A reduction in the number of teeth can lead to nutritional deficiencies, resulting in muscle loss. Hildebrandt et al.19) report that older adults with reduced functional dentition are more likely to avoid food with certain characteristics, such as meat (tough to chew), raw carrots (hard), and dry foods. The resulting malnutrition and decrease in protein intake may affect the metabolic function of the body and can lead to the loss of muscle mass.20) However, interestingly, the relation between the number of teeth and SMI was still significant after controlling for protein intake in men. The relation between low SMI and low NRT in men may also be due to other reasons. For example, a decreased number of teeth may also be related to reduced mental capacity and/or reduced gastrointestinal function resulting in limited food choices and malnutrition.21) Furthermore, the relationship between the reduction in NRT and the decrease in skeletal muscle mass may be confounded by periodontitis.22)
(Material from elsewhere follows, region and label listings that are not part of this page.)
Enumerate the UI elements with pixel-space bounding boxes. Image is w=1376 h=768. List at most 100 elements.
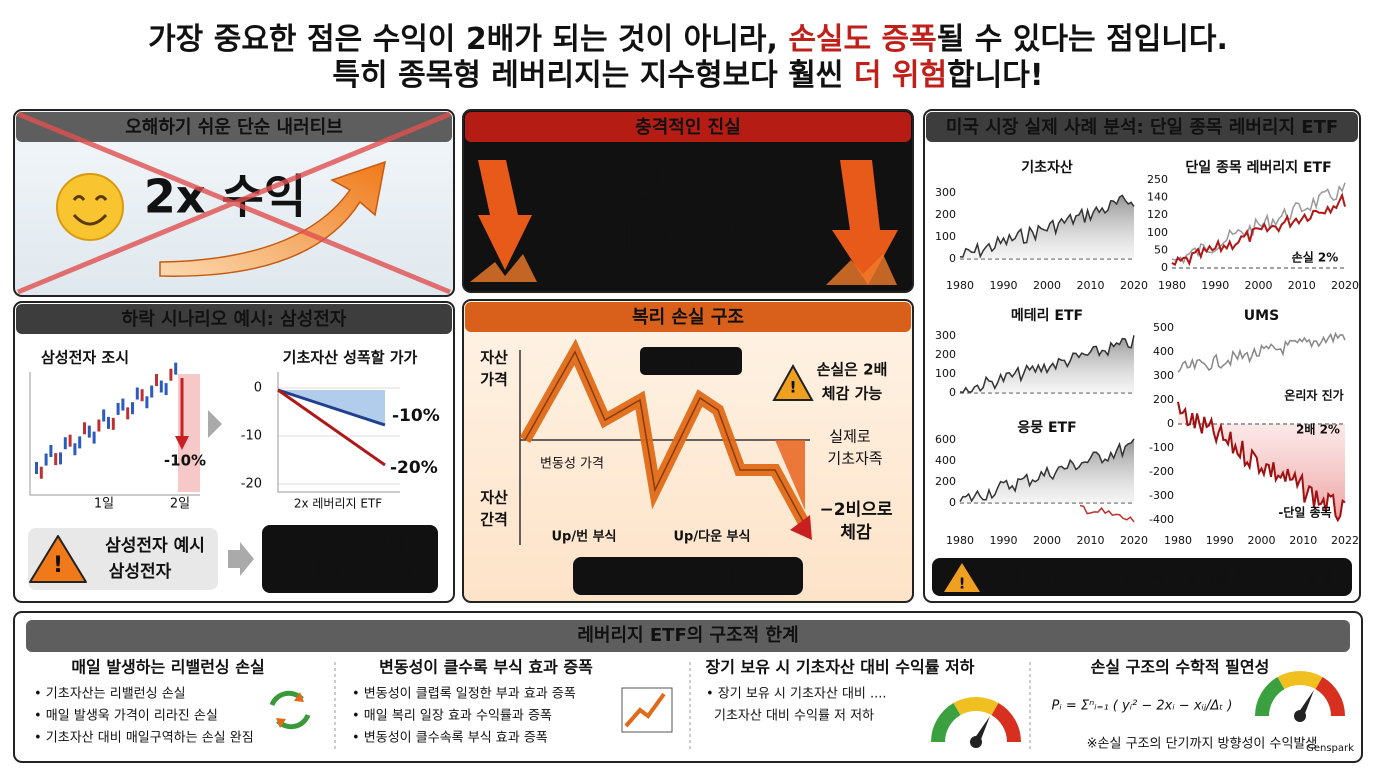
column-heading: 매일 발생하는 리밸런싱 손실	[71, 658, 264, 677]
x-tick-label: 1980	[946, 279, 974, 292]
bullet: • 매일 복리 일장 효과 수익률과 증폭	[352, 709, 552, 724]
gauge-arc	[953, 697, 999, 716]
x-tick-label: 2020	[1331, 279, 1359, 292]
loss-label: −2비으로	[820, 500, 893, 520]
y-tick-label: 600	[935, 433, 956, 446]
x-tick-label: 2020	[1120, 534, 1148, 547]
value-label: -10%	[392, 406, 440, 426]
x-tick-label: 1일	[94, 497, 114, 512]
bullet: • 장기 보유 시 기초자산 대비 ....	[706, 687, 887, 702]
y-tick-label: -100	[1149, 441, 1174, 454]
candle	[102, 409, 106, 422]
footer-box	[573, 557, 803, 595]
column-heading: 장기 보유 시 기초자산 대비 수익률 저하	[706, 658, 975, 677]
candle	[111, 417, 115, 430]
candle	[35, 462, 38, 474]
x-tick-label: 1990	[1201, 279, 1229, 292]
candle	[135, 387, 139, 400]
up-arrow	[159, 160, 386, 277]
series-line	[959, 438, 1135, 503]
candle	[164, 383, 168, 396]
bullet: • 기초자산는 리밸런싱 손실	[34, 687, 186, 702]
y-tick-label: 50	[1154, 243, 1168, 256]
series-line	[959, 194, 1135, 259]
headline-part: 손실도 증폭	[788, 22, 936, 57]
bullet: • 매일 발생욱 가격이 리라진 손실	[34, 709, 218, 724]
series-line	[1177, 401, 1346, 523]
chart-title: 기초자산	[1021, 159, 1073, 176]
truth-line: 손실도 2배,	[591, 166, 785, 210]
headline-part: 특히 종목형 레버리지는 지수형보다 훨씬	[332, 58, 853, 93]
y-tick-label: 0	[254, 381, 262, 396]
warning-text: 삼성전자	[109, 562, 172, 582]
x-label: 2x 레버리지 ETF	[294, 497, 382, 511]
candle	[174, 362, 178, 375]
arrow-head	[790, 515, 812, 540]
y-tick-label: -200	[1149, 465, 1174, 478]
chart-title: 기초자산 성폭할 가가	[283, 349, 418, 367]
candle	[107, 416, 110, 429]
chart-title: 단일 종목 레버리지 ETF	[1185, 159, 1331, 176]
axis-label: 가격	[480, 371, 508, 389]
y-tick-label: 100	[935, 230, 956, 243]
headline-part: 가장 중요한 점은 수익이 2배가 되는 것이 아니라,	[148, 22, 788, 57]
scenario-title: 하락 시나리오 예시: 삼성전자	[122, 309, 347, 330]
warn-mark: !	[53, 553, 63, 578]
annotation: -단일 종목	[1278, 505, 1331, 520]
y-tick-label: -10	[241, 429, 262, 444]
footer-box	[932, 558, 1352, 596]
gauge-arc	[991, 703, 1021, 743]
y-tick-label: -20	[241, 477, 262, 492]
headline: 가장 중요한 점은 수익이 2배가 되는 것이 아니라, 손실도 증폭될 수 있…	[148, 22, 1228, 57]
trend-frame	[621, 687, 673, 733]
headline: 특히 종목형 레버리지는 지수형보다 훨씬 더 위험합니다!	[332, 58, 1043, 93]
axis	[29, 372, 200, 496]
y-tick-label: 0	[1167, 417, 1174, 430]
warning-text: 손실은 2배	[817, 361, 888, 379]
candle	[145, 396, 149, 409]
arrow	[228, 542, 254, 576]
y-tick-label: 400	[1153, 345, 1174, 358]
headline-part: 될 수 있다는 점입니다.	[937, 22, 1228, 57]
candle	[159, 380, 163, 393]
series-line	[959, 335, 1135, 394]
zigzag-edge	[524, 350, 806, 526]
y-tick-label: 0	[949, 252, 956, 265]
candle	[49, 444, 53, 457]
line-label: 변동성 가격	[540, 457, 604, 472]
us-cases-header	[926, 112, 1358, 142]
annotation: -10%	[164, 452, 206, 470]
y-tick-label: 200	[935, 208, 956, 221]
y-tick-label: 0	[949, 496, 956, 509]
chart-title: 삼성전자 조시	[41, 349, 129, 367]
limits-title: 레버리지 ETF의 구조적 한계	[577, 625, 798, 646]
x-tick-label: 1990	[1206, 534, 1234, 547]
smile-mouth	[72, 213, 108, 226]
compound-header	[465, 302, 911, 332]
axis	[277, 372, 400, 493]
annotation: 온리자 진가	[1284, 388, 1343, 403]
note: ※손실 구조의 단기까지 방향성이 수익발생	[1087, 737, 1318, 752]
line-label: Up/번 부식	[551, 529, 616, 545]
candle	[83, 422, 86, 435]
callout-box	[262, 525, 438, 593]
candle	[140, 389, 144, 402]
candle	[87, 425, 91, 438]
truth-line: 그 이상으로 체감	[552, 216, 823, 260]
y-tick-label: -300	[1149, 489, 1174, 502]
candle	[150, 385, 154, 398]
x-tick-label: 2000	[1248, 534, 1276, 547]
cycle-icon-head	[276, 692, 304, 728]
bullet: 기초자산 대비 수익률 저 저하	[714, 709, 874, 724]
series-area	[960, 335, 1134, 393]
gauge-hub	[970, 736, 982, 748]
warn-icon	[29, 535, 87, 583]
axis	[519, 350, 810, 545]
loss-shade	[775, 440, 805, 510]
candle	[155, 374, 158, 387]
us-cases-panel	[923, 109, 1361, 603]
watermark: Genspark	[1306, 743, 1354, 754]
limits-header	[26, 620, 1350, 652]
column-heading: 변동성이 클수록 부식 효과 증폭	[379, 658, 593, 677]
smile-face	[56, 173, 124, 241]
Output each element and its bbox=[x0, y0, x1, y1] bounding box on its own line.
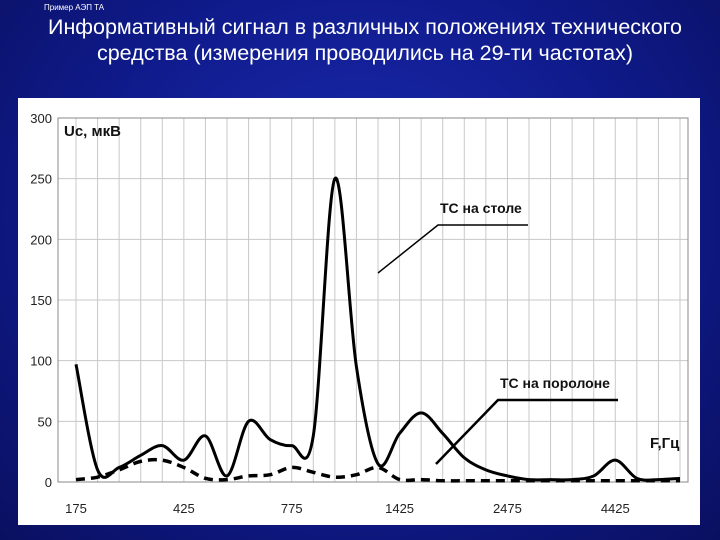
series-line-foam bbox=[75, 457, 680, 483]
chart-svg: 0 50 100 150 200 250 300 175 425 775 1425 2475 4425… bbox=[30, 111, 689, 516]
slide-label: Пример АЭП ТА bbox=[44, 3, 105, 12]
y-tick-label: 0 bbox=[45, 475, 52, 490]
x-tick-label: 4425 bbox=[601, 501, 630, 516]
y-tick-label: 200 bbox=[30, 232, 52, 247]
chart-panel: 0 50 100 150 200 250 300 175 425 775 1425 2475 4425… bbox=[18, 98, 700, 525]
x-tick-labels: 175 425 775 1425 2475 4425 bbox=[65, 501, 630, 516]
y-tick-label: 150 bbox=[30, 293, 52, 308]
x-axis-label: F,Гц bbox=[650, 435, 680, 452]
grid-lines bbox=[58, 117, 688, 483]
plot-border bbox=[57, 117, 689, 483]
legend-label-foam: ТС на поролоне bbox=[500, 375, 610, 391]
legend-layer: ТС на столе ТС на поролоне bbox=[377, 200, 618, 465]
x-tick-label: 425 bbox=[173, 501, 195, 516]
y-tick-labels: 0 50 100 150 200 250 300 bbox=[30, 111, 52, 490]
x-tick-label: 1425 bbox=[385, 501, 414, 516]
legend-label-table: ТС на столе bbox=[440, 200, 522, 216]
slide-title: Информативный сигнал в различных положен… bbox=[47, 15, 682, 65]
y-tick-label: 300 bbox=[30, 111, 52, 126]
series-layer bbox=[74, 176, 681, 483]
y-tick-label: 250 bbox=[30, 172, 52, 187]
x-tick-label: 2475 bbox=[493, 501, 522, 516]
y-tick-label: 50 bbox=[38, 414, 52, 429]
legend-leader-table bbox=[377, 224, 528, 274]
legend-leader-foam bbox=[435, 398, 618, 465]
y-tick-label: 100 bbox=[30, 354, 52, 369]
x-tick-label: 175 bbox=[65, 501, 87, 516]
y-axis-label: Uc, мкВ bbox=[64, 123, 121, 140]
x-tick-label: 775 bbox=[281, 501, 303, 516]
However, in women, a relationship between the NRT and SMI was not found after controlling for smoking, alcohol, physical activity, protein intake, energy intake, calcium intake, marital status, income, fasting basal glucose, medication administration, and prostheses.
It is well known that in older adults, both the number of teeth and ASM are related to social and economic factors; those with a higher income and higher educational level as well as those who live with a spouse and live in a city have been known to possess a higher number of functional teeth.23,24) Furthermore, skeletal muscle mass in Korean women is much more affected by BMI, lifestyle, intake, marital status, and socioeconomic status than it is in men.25) Another possible explanation is that the female participants were older than the male participants.
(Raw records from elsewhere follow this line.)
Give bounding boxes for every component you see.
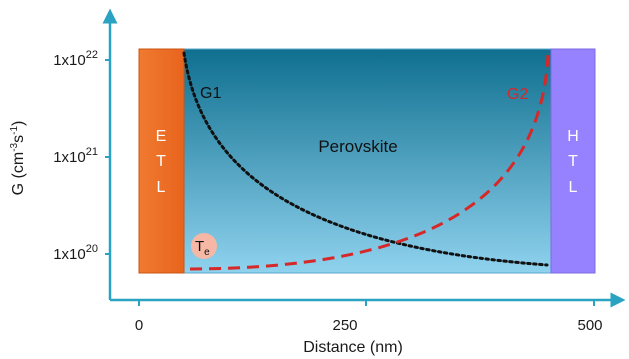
y-tick-label-22: 1x1022: [53, 49, 98, 69]
y-tick-label-21: 1x1021: [53, 146, 98, 166]
y-tick-label-20: 1x1020: [53, 243, 98, 263]
y-axis-title: G (cm-3s-1): [9, 121, 27, 196]
etl-layer: [138, 48, 185, 274]
etl-letter-3: L: [157, 179, 166, 196]
g1-label: G1: [200, 85, 221, 102]
g2-curve: [189, 54, 550, 271]
htl-letter-2: T: [568, 153, 578, 170]
te-main: T: [195, 238, 204, 255]
g1-curve: [182, 51, 549, 267]
perovskite-label: Perovskite: [318, 137, 397, 156]
x-tick-label-0: 0: [135, 317, 143, 334]
etl-letter-1: E: [156, 128, 167, 145]
htl-layer: [550, 48, 596, 274]
te-label: Te: [195, 238, 210, 258]
etl-letter-2: T: [156, 153, 166, 170]
g2-label: G2: [507, 86, 528, 103]
htl-letter-1: H: [567, 128, 579, 145]
x-axis-title: Distance (nm): [303, 339, 403, 356]
te-circle: [191, 233, 217, 259]
perovskite-layer: [182, 48, 553, 274]
x-tick-label-250: 250: [332, 317, 357, 334]
htl-letter-3: L: [569, 179, 578, 196]
te-sub: e: [204, 247, 210, 258]
x-tick-label-500: 500: [577, 317, 602, 334]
Older women had much less skeletal muscle mass than men. The choice of food may differ between men and women,26,27) as men tend to consume more beans and proteins containing fats than women, while women tend to consume more fruits and vegetables than men. This tendency may cause restrict protein intake in women, leading to a difference in ASM between the sexes.4)
Furthermore, functional dentition (NRT≥20) showed a negative relationship with SMI in females, unlike in males. Inui et al. also reported negative correlation between skeletal muscle mass and NRT in females only. Additionally, females presented lower mean skeletal muscle mass in class A group with good occlusal support which implies that occlusal support, as well as NRT, affects sarcopenia.28,29)
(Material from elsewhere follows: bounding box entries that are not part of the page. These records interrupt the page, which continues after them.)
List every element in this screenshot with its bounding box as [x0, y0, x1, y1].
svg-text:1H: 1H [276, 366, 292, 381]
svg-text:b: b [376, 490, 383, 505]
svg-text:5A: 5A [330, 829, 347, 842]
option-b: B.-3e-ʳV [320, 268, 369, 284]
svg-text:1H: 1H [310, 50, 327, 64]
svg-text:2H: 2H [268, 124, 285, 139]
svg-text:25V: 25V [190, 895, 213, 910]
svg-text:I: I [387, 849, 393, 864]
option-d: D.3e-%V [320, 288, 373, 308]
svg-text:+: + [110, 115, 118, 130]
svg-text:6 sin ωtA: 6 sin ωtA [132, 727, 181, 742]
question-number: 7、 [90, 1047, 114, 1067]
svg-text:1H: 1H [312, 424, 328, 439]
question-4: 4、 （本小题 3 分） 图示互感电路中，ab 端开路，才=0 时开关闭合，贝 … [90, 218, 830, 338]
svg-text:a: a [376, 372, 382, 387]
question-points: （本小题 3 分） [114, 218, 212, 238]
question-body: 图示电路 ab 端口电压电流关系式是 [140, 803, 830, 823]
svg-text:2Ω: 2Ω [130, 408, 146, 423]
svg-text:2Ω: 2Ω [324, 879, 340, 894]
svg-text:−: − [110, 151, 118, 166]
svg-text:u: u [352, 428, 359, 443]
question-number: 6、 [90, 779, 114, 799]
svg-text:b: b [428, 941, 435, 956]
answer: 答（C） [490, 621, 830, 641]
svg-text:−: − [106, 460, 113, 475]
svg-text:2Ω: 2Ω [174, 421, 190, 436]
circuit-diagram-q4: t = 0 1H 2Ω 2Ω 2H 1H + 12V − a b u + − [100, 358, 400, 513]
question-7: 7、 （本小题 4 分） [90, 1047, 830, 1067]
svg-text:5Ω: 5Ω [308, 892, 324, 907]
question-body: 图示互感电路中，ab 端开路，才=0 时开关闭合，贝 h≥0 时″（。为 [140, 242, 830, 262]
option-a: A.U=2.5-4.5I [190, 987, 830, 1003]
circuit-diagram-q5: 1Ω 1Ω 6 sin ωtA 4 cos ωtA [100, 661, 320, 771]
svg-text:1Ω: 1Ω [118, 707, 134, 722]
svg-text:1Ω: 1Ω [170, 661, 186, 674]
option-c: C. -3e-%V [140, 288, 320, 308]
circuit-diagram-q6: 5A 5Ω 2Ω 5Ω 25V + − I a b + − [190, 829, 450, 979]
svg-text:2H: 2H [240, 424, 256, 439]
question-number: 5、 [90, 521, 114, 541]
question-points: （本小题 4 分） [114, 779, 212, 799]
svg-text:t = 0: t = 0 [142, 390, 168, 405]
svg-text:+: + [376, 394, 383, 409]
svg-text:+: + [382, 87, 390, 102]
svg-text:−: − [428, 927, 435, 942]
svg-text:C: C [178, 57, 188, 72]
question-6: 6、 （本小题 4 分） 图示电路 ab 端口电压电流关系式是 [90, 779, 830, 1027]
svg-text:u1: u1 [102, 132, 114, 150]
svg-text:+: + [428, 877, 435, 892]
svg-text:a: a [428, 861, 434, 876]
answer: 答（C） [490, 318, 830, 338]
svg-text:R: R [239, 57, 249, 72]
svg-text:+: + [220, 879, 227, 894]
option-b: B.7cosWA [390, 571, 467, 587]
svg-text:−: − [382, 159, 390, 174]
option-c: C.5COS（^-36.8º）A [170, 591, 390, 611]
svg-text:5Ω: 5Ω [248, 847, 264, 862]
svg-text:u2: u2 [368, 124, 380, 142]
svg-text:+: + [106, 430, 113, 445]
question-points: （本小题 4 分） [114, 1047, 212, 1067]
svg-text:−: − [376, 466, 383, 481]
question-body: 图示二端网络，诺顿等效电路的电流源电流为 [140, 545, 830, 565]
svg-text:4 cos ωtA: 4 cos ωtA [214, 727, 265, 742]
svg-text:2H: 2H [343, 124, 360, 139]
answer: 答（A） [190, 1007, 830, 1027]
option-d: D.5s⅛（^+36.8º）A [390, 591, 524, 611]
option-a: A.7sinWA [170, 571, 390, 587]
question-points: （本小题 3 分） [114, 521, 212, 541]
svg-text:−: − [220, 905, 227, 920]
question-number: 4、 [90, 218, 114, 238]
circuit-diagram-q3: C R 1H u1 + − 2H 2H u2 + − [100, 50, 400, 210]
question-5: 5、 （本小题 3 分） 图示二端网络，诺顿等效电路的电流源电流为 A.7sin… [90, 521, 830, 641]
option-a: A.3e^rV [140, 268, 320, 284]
Some previous studies reported higher prevalence of sarcopenia in Korean men than in women when height adjusted skeletal muscle mass was used to define sarcopenia,30,31) because ASM adjusted by height showed an insignificant trend associated with age in female.32) The reason may be due to reduction in height in females due to osteoporosis after menopause.33)
A limitation of this study is its cross-sectional design, and the results do not indicate causal relationships. A second limitation is that gait speed or handgrip strength were unavailable, and therefore could not present the relationship between teeth loss and sarcopenia. Nevertheless, this study is based on a general population representative survey and is the first study to identify a correlation between oral health and ASM. Such correlation indicates that maintenance of oral health must be considered in managing skeletal muscle mass in older people.
In conclusion, this study showed a correlation between the NRT and SMI in participants ≥65 years of age in Korea. The relationship persisted in men, even after adjusting for confounders, but not in women.
Footnotes
The researcher claims no conflicts of interest.